116. And here we may remark an interesting circumstance, showing a harmony in the recorded statements of the book on which our discussions are employed. At first we know that brothers must have married sisters; at least one or more such instances must have occurred. This being so, we the more readily account for a union between near relations at a later day; and it may throw some light on what would otherwise seem incredible in the conduct of the daughters of Lot, when they supposed all the rest of the world to be destroyed, and the only hope of a future race, depended on themselves. They had no divine command to restrain them. They had the union of very near relations, as a not uncommon practice. Their residence in Sodom had not improved their sensibilities; and the mountain cave shut out their crime from all the rest of the world, even if they did not suppose (as the passage seems to indicate) that all the rest of the world were destroyed. xix. 30, 38.
117. It was not anciently necessary that the parties who were to be united in marriage should be previ ously acquainted. Hence Abraham sent his servant to procure a wife for Isaac, whom he had never before seen. It will be farther observed that the parties themselves had very little to do in the matter. The principal things were attended to by their parents. The case of Abraham, just alluded to, is to the point. So when Shechem, son of Hamor, became enamored of Dinah, the daughter of Jacob, he immediately applied to his father, saying, "Get me this damsel to wife." Judah took a wife for Er, his first born. In this particular there is a remarkable coincidence with the practice of the Aborigines of our own country. It may be a matter of question whether this arrangement, if it existed now, would not be quite as favorable to domestic happiness, as the one
that prevails among us. It seems a little inconsistent, that the most important transaction of life, should be put wholly into youthful and inexperienced hands that the father should allow his son to select a wife, when he would not trust him to buy a horse or a cow. xxiv. 4; xxxiv. 4; xxxviii. 6.
118. Another interesting circumstance connected with ancient marriages, is, that the wife was, in some sense, purchased. Hence the presents given to Rebekah by Abraham's servant, and the "precious things" given to her mother and brother; and the labor of seven years exacted by Laban from Jacob, in consideration of giving him his daughter. Hence, too, the offer of Shechem to give to Jacob amount he might exact for his daughter, Dinah. xxiv. 22, 30, 53; xxix. 20, 34, 12.
119. Every wife seems to have been furnished with a maid to go with her and to be her special companion and attendant. Sarah had the maid Hagar. Leah had Zilpah, Rachel had Bilhah, Rebekah, too, had her "damsels," among whom Deborah is especially named. xvi. 1; xxix. 24, 29; xxiv. 61; xxxv. 8. When Jacob was married, it is said that Laban, his father-in-law, "gathered together all the men of the place, and made a feast;" which shows that marriage entertainments are very ancient. xxix. 22.

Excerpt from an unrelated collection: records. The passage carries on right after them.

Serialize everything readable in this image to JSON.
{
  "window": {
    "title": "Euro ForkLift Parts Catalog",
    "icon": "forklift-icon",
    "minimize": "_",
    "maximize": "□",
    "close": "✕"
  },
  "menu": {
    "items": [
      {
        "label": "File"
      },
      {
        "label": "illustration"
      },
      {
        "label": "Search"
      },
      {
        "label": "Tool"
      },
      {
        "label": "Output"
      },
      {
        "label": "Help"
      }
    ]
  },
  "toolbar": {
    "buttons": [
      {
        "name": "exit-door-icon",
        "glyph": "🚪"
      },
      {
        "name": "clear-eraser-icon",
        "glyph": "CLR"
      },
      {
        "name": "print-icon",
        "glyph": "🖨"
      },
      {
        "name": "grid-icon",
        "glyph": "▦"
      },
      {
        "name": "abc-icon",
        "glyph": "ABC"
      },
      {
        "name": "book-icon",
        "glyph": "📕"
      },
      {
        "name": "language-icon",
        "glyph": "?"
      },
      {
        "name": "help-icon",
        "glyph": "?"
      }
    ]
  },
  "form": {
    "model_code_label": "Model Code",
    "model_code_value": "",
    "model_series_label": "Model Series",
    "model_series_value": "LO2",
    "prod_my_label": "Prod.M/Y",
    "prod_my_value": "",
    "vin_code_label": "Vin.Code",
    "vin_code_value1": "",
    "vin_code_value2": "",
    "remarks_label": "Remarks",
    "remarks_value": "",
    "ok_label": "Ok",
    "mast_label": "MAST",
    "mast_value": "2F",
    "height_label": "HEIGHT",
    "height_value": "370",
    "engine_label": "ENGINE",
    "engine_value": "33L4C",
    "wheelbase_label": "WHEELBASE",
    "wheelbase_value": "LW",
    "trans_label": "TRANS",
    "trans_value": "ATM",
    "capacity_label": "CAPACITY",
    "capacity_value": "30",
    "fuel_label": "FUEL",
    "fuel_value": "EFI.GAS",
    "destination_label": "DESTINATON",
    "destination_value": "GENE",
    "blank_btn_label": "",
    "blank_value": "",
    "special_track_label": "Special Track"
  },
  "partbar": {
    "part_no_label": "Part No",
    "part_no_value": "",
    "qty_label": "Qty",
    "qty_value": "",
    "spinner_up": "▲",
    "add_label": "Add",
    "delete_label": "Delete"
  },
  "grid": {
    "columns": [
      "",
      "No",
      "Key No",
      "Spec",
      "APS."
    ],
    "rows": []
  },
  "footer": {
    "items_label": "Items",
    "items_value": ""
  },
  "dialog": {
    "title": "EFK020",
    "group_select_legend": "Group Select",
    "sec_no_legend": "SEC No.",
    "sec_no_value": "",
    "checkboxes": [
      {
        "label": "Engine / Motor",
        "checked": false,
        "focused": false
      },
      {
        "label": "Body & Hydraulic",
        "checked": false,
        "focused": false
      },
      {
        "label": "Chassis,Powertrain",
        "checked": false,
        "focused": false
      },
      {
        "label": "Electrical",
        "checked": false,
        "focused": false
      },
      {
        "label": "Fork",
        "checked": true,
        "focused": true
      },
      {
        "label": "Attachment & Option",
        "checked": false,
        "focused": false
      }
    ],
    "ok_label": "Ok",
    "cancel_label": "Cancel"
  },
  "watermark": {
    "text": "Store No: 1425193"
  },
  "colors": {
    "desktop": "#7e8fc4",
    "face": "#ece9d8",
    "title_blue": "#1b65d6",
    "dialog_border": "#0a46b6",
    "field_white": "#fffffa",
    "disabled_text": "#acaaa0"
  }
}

120. It will be observed that the Hebrew patriarchs were exceedingly desirous of avoiding all marriage relations, outside of the family or tribe to which they belonged. Abraham sent far away to procure one of his relations for Isaac, and exacted an oath of his servant that he would not obtain for him a wife of the daughters of Canaan. And when Esau married among the people of the land, it was a great grief to his parents. The language of Rebekah to Isaac, betrays the feeling that prevailed on this subject:"I am weary of my life because of the daughters of Heth. If Jacob take a wife of the daughters of Heth, such as these which are the daughters of the land,
what good shall my life do me." This feeling was at length expressed in the law of the land. xxix. 3; xxvi. 35; xxviii. 8; xxvii. 46.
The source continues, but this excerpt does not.